Opened 15 years ago
Closed 15 years ago
#9755 closed (wontfix)
"semisafe" filter
| Reported by: | while0pass | Owned by: | nobody |
|---|---|---|---|
| Component: | Template system | Version: | 1.0 |
| Severity: | Keywords: | safe semisafe filter | |
| Cc: | Triage Stage: | Unreviewed | |
| Has patch: | no | Needs documentation: | no |
| Needs tests: | no | Patch needs improvement: | no |
| Easy pickings: | no | UI/UX: | no |
Description
It would be good to have "semisafe" filter within django template system. It is aimed at combining acceptable SECURITY and good web-TYPOGRAPHY. It would be like "safe" filter with the exception that html-instances like " " or "—" would be processed without escaping.

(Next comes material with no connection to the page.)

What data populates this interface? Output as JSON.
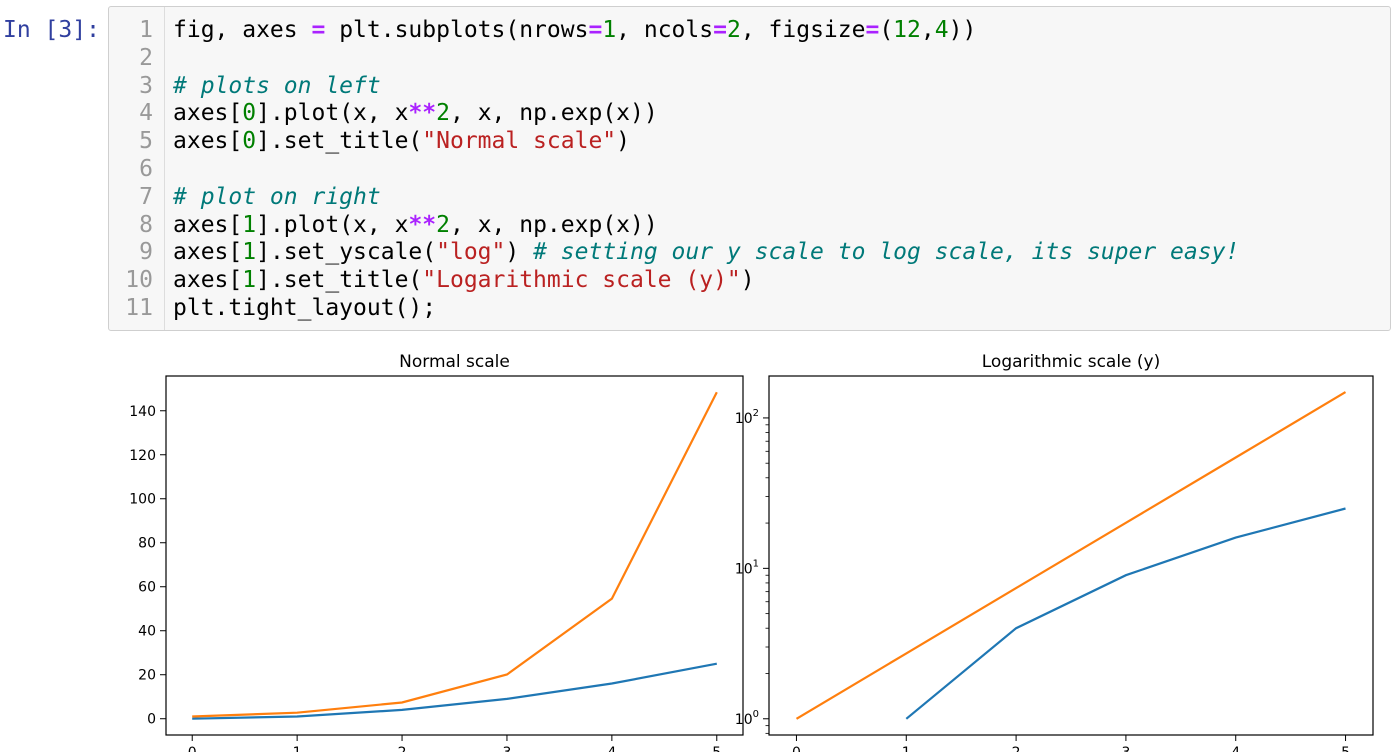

I mean it must escape all html tags (that is structural markup), but keep intact all that only inended to represent characters in a text. Better still, we have "semisafe" filter with the default behaviour like that described above and other behaviour controlled with options. With options we could allow some tags or tag lists for instance like <em>, <sub>, <sup> or other inline ones. It is possible to think out different levels for semisafe filter. Each level could embrace some additional tag group.
This is way, way, way out of scope for Django; if you need this functionality, consider writing a filter which allows what you want to allow (and encouraging others to use it or adapt it to their own needs, which will almost certainly vary).